Dor Pélvica Aguda em Mulheres: Diagnóstico Diferencial

PUC Sorocaba - Pontifícia Universidade Católica de Sorocaba (SP) — Prova 2025

Enunciado

Você é solicitado a avaliar uma paciente de 23 anos, que não tem filhos, atendida em Unidade de Urgência/Emergência. Ela se queixa de dor aguda existente desde ontem, difusa, surda e constante, localizada em hipogástrio, que está se dirigindo para fossa ilíaca direita, agora em faixa, com irradiação para o flanco homolateral, intensidade 8, e que está se acentuando. Ao exame físico, a paciente está com presença de diaforese, palidez cutânea e mostra certo grau de agitação. No exame ginecológico, apresenta corrimento vaginal muco-purulento, de origem endocervical, colo edematoso e friável. Há também dor à mobilização do colo, no toque unidigital, e dolorimento anexial. Assinale a alternativa INCORRETA sobre a condução desse caso.

Alternativas

  1. A) A hipótese de torção anexial deve ser pensada e o tratamento será clínico para não comprometer a fertilidade futura dessa paciente;
  2. B) A paciente deverá ser internada para que seja possível se excluir a presença de uma emergência cirúrgica;
  3. C) Caso se conclua que a paciente tem uma DIPA, deverá receber antibioticoterapia empírica até mesmo antes dos resultados de exames;
  4. D) Uma hipótese será a gestação ectópica rota, pois a paciente pode apresentar desde dor pélvica até choque hemorrágico grave.

Pérola Clínica

Dor pélvica aguda + sinais inflamatórios cervicais/anexiais → DIPA, mas excluir torção anexial e ectópica rota.

Resumo-Chave

Em mulher jovem com dor abdominal aguda e sinais ginecológicos inflamatórios (corrimento, dor à mobilização do colo, dolorimento anexial), a Doença Inflamatória Pélvica (DIP) é uma forte hipótese. Contudo, é mandatório excluir emergências cirúrgicas como torção anexial e gestação ectópica rota, que exigem conduta imediata e podem comprometer a fertilidade ou a vida da paciente.

Contexto Educacional

A dor pélvica aguda em mulheres jovens é uma queixa comum na emergência e exige uma abordagem diagnóstica sistemática devido à ampla gama de possíveis causas, que variam de condições benignas a emergências que ameaçam a vida ou a fertilidade. É fundamental considerar causas ginecológicas, gastrointestinais e urológicas. A anamnese detalhada e o exame físico completo são a base para a diferenciação. Neste cenário, com dor aguda, sinais de irritação peritoneal (irradiação para fossa ilíaca direita, acentuação da dor) e achados ginecológicos como corrimento mucopurulento, colo edematoso/friável, dor à mobilização do colo e dolorimento anexial, a Doença Inflamatória Pélvica (DIP) é uma forte hipótese. No entanto, é imperativo excluir emergências cirúrgicas como a torção anexial e a gestação ectópica rota, que podem apresentar sintomas semelhantes e exigem intervenção imediata. A torção anexial é uma emergência cirúrgica que requer destorção imediata para preservar a viabilidade do ovário e da tuba. A gestação ectópica rota é uma emergência hemorrágica que pode levar a choque e óbito se não tratada rapidamente. A DIP, embora grave, geralmente permite um período de tratamento antibiótico empírico antes da confirmação microbiológica, mas a internação é frequentemente necessária para monitoramento e exclusão de outras condições.

Perguntas Frequentes

Quais são os principais diagnósticos diferenciais para dor pélvica aguda em mulheres jovens?

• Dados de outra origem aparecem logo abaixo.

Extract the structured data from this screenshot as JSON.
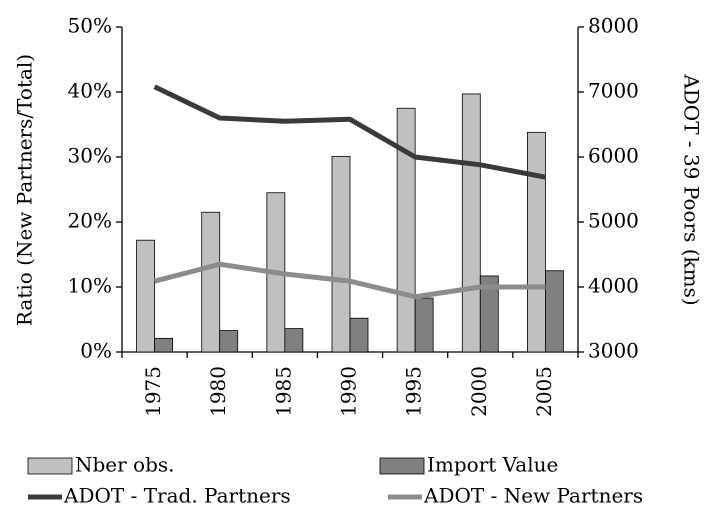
{
  "chart_data": {
    "type": "bar",
    "ylabel": "Ratio (New Partners/Total)",
    "y2label": "ADOT - 39 Poors (kms)",
    "categories": [
      "1975",
      "1980",
      "1985",
      "1990",
      "1995",
      "2000",
      "2005"
    ],
    "series": [
      {
        "name": "Nber obs.",
        "type": "bar",
        "color": "#c0c0c0",
        "values": [
          17.2,
          21.5,
          24.5,
          30.1,
          37.5,
          39.7,
          33.8
        ]
      },
      {
        "name": "Import Value",
        "type": "bar",
        "color": "#808080",
        "values": [
          2.1,
          3.3,
          3.6,
          5.2,
          8.3,
          11.7,
          12.5
        ]
      },
      {
        "name": "ADOT - Trad. Partners",
        "type": "line",
        "axis": "y2",
        "color": "#3a3a3a",
        "values": [
          7080,
          6600,
          6550,
          6580,
          6000,
          5880,
          5690
        ]
      },
      {
        "name": "ADOT - New Partners",
        "type": "line",
        "axis": "y2",
        "color": "#8c8c8c",
        "values": [
          4090,
          4350,
          4200,
          4090,
          3850,
          4000,
          4000
        ]
      }
    ],
    "ylim": [
      0,
      50
    ],
    "yticks": [
      {
        "value": 0,
        "label": "0%"
      },
      {
        "value": 10,
        "label": "10%"
      },
      {
        "value": 20,
        "label": "20%"
      },
      {
        "value": 30,
        "label": "30%"
      },
      {
        "value": 40,
        "label": "40%"
      },
      {
        "value": 50,
        "label": "50%"
      }
    ],
    "y2lim": [
      3000,
      8000
    ],
    "y2ticks": [
      3000,
      4000,
      5000,
      6000,
      7000,
      8000
    ]
  }
}
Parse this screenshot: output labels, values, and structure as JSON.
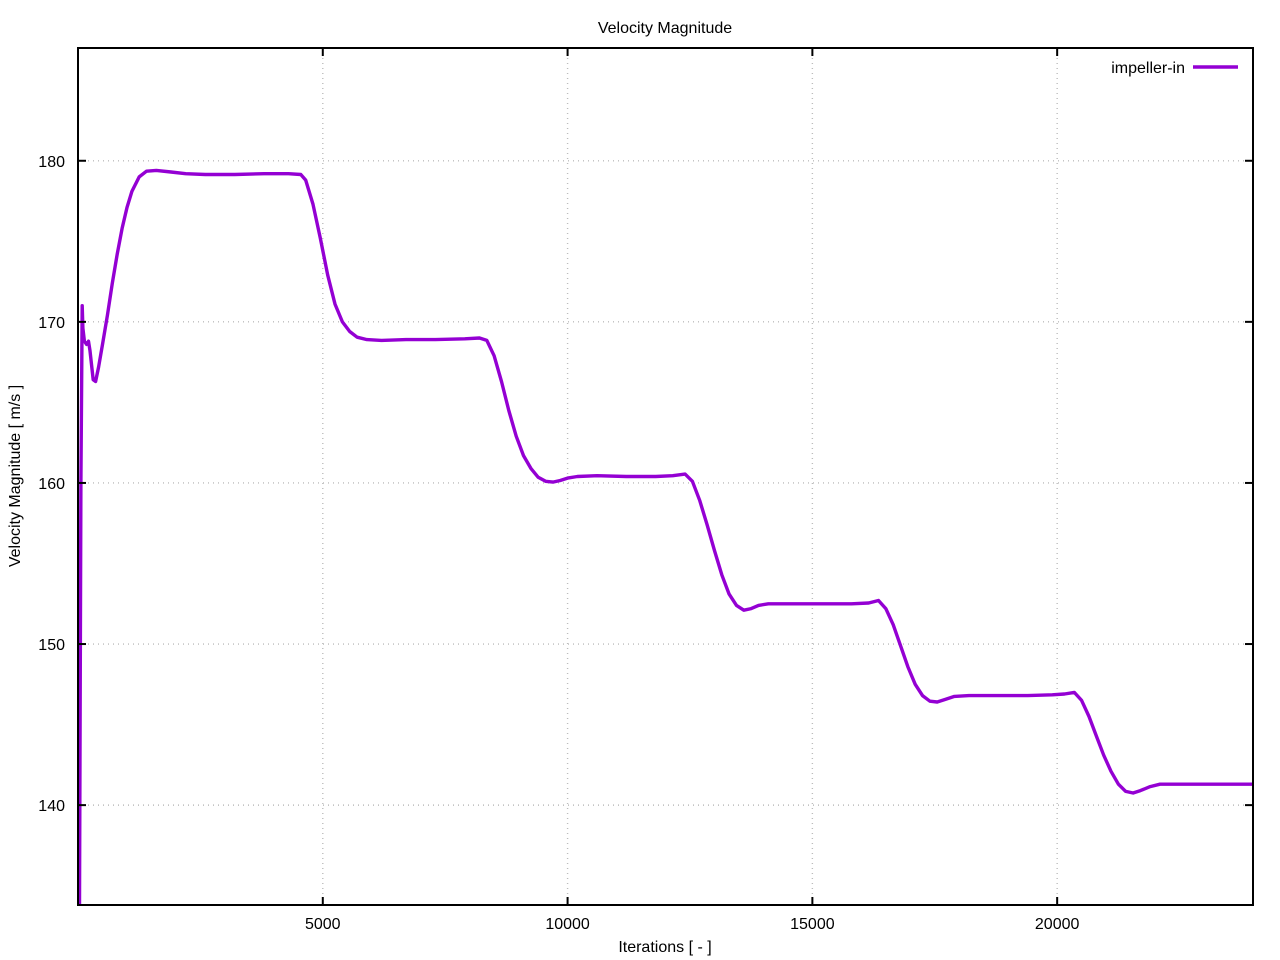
{
  "chart_data": {
    "type": "line",
    "title": "Velocity Magnitude",
    "xlabel": "Iterations [ - ]",
    "ylabel": "Velocity Magnitude [ m/s ]",
    "xlim": [
      0,
      24000
    ],
    "ylim": [
      133.8,
      187.0
    ],
    "xticks": [
      "5000",
      "10000",
      "15000",
      "20000"
    ],
    "xtick_values": [
      5000,
      10000,
      15000,
      20000
    ],
    "yticks": [
      "140",
      "150",
      "160",
      "170",
      "180"
    ],
    "ytick_values": [
      140,
      150,
      160,
      170,
      180
    ],
    "grid": "dotted",
    "legend_position": "top-right-inside",
    "colors": {
      "line": "#9400d3",
      "axis": "#000000",
      "grid": "#bcbcbc",
      "background": "#ffffff",
      "text": "#000000"
    },
    "series": [
      {
        "name": "impeller-in",
        "color": "#9400d3",
        "points": [
          [
            30,
            133.8
          ],
          [
            60,
            160.0
          ],
          [
            85,
            171.0
          ],
          [
            100,
            169.6
          ],
          [
            130,
            168.8
          ],
          [
            175,
            168.6
          ],
          [
            215,
            168.8
          ],
          [
            245,
            168.2
          ],
          [
            310,
            166.4
          ],
          [
            360,
            166.3
          ],
          [
            420,
            167.2
          ],
          [
            500,
            168.6
          ],
          [
            600,
            170.4
          ],
          [
            700,
            172.4
          ],
          [
            800,
            174.2
          ],
          [
            900,
            175.8
          ],
          [
            1000,
            177.1
          ],
          [
            1100,
            178.1
          ],
          [
            1250,
            179.0
          ],
          [
            1400,
            179.35
          ],
          [
            1600,
            179.4
          ],
          [
            1900,
            179.3
          ],
          [
            2200,
            179.2
          ],
          [
            2600,
            179.15
          ],
          [
            3200,
            179.15
          ],
          [
            3800,
            179.2
          ],
          [
            4300,
            179.2
          ],
          [
            4550,
            179.15
          ],
          [
            4650,
            178.8
          ],
          [
            4800,
            177.3
          ],
          [
            4950,
            175.2
          ],
          [
            5100,
            172.9
          ],
          [
            5250,
            171.1
          ],
          [
            5400,
            170.0
          ],
          [
            5550,
            169.4
          ],
          [
            5700,
            169.05
          ],
          [
            5900,
            168.9
          ],
          [
            6200,
            168.85
          ],
          [
            6700,
            168.9
          ],
          [
            7300,
            168.9
          ],
          [
            7900,
            168.95
          ],
          [
            8200,
            169.0
          ],
          [
            8350,
            168.85
          ],
          [
            8500,
            167.9
          ],
          [
            8650,
            166.3
          ],
          [
            8800,
            164.5
          ],
          [
            8950,
            162.9
          ],
          [
            9100,
            161.7
          ],
          [
            9250,
            160.9
          ],
          [
            9400,
            160.35
          ],
          [
            9550,
            160.1
          ],
          [
            9700,
            160.05
          ],
          [
            9850,
            160.15
          ],
          [
            10000,
            160.3
          ],
          [
            10200,
            160.4
          ],
          [
            10600,
            160.45
          ],
          [
            11200,
            160.4
          ],
          [
            11800,
            160.4
          ],
          [
            12150,
            160.45
          ],
          [
            12400,
            160.55
          ],
          [
            12550,
            160.1
          ],
          [
            12700,
            158.9
          ],
          [
            12850,
            157.4
          ],
          [
            13000,
            155.8
          ],
          [
            13150,
            154.3
          ],
          [
            13300,
            153.1
          ],
          [
            13450,
            152.4
          ],
          [
            13600,
            152.1
          ],
          [
            13750,
            152.2
          ],
          [
            13900,
            152.4
          ],
          [
            14100,
            152.5
          ],
          [
            14600,
            152.5
          ],
          [
            15200,
            152.5
          ],
          [
            15800,
            152.5
          ],
          [
            16150,
            152.55
          ],
          [
            16350,
            152.7
          ],
          [
            16500,
            152.2
          ],
          [
            16650,
            151.2
          ],
          [
            16800,
            149.9
          ],
          [
            16950,
            148.6
          ],
          [
            17100,
            147.5
          ],
          [
            17250,
            146.8
          ],
          [
            17400,
            146.45
          ],
          [
            17550,
            146.4
          ],
          [
            17700,
            146.55
          ],
          [
            17900,
            146.75
          ],
          [
            18200,
            146.8
          ],
          [
            18800,
            146.8
          ],
          [
            19400,
            146.8
          ],
          [
            19900,
            146.85
          ],
          [
            20150,
            146.9
          ],
          [
            20350,
            147.0
          ],
          [
            20500,
            146.5
          ],
          [
            20650,
            145.5
          ],
          [
            20800,
            144.3
          ],
          [
            20950,
            143.1
          ],
          [
            21100,
            142.1
          ],
          [
            21250,
            141.3
          ],
          [
            21400,
            140.85
          ],
          [
            21550,
            140.75
          ],
          [
            21700,
            140.9
          ],
          [
            21900,
            141.15
          ],
          [
            22100,
            141.3
          ],
          [
            22600,
            141.3
          ],
          [
            23300,
            141.3
          ],
          [
            24000,
            141.3
          ]
        ]
      }
    ]
  }
}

Os principais diagnósticos diferenciais incluem Doença Inflamatória Pélvica (DIP), torção anexial, gestação ectópica (rota ou não), apendicite aguda, cisto ovariano roto e endometriose.

Por que a torção anexial é uma emergência cirúrgica?

A torção anexial é uma emergência cirúrgica porque o suprimento sanguíneo do ovário e da tuba uterina é comprometido, podendo levar à isquemia e necrose. A intervenção cirúrgica imediata é crucial para tentar preservar a função do anexo.

Quais achados clínicos sugerem Doença Inflamatória Pélvica (DIP)?

Achados clínicos que sugerem DIP incluem dor pélvica, corrimento vaginal mucopurulento, dor à mobilização do colo uterino, dolorimento anexial, febre e leucocitose.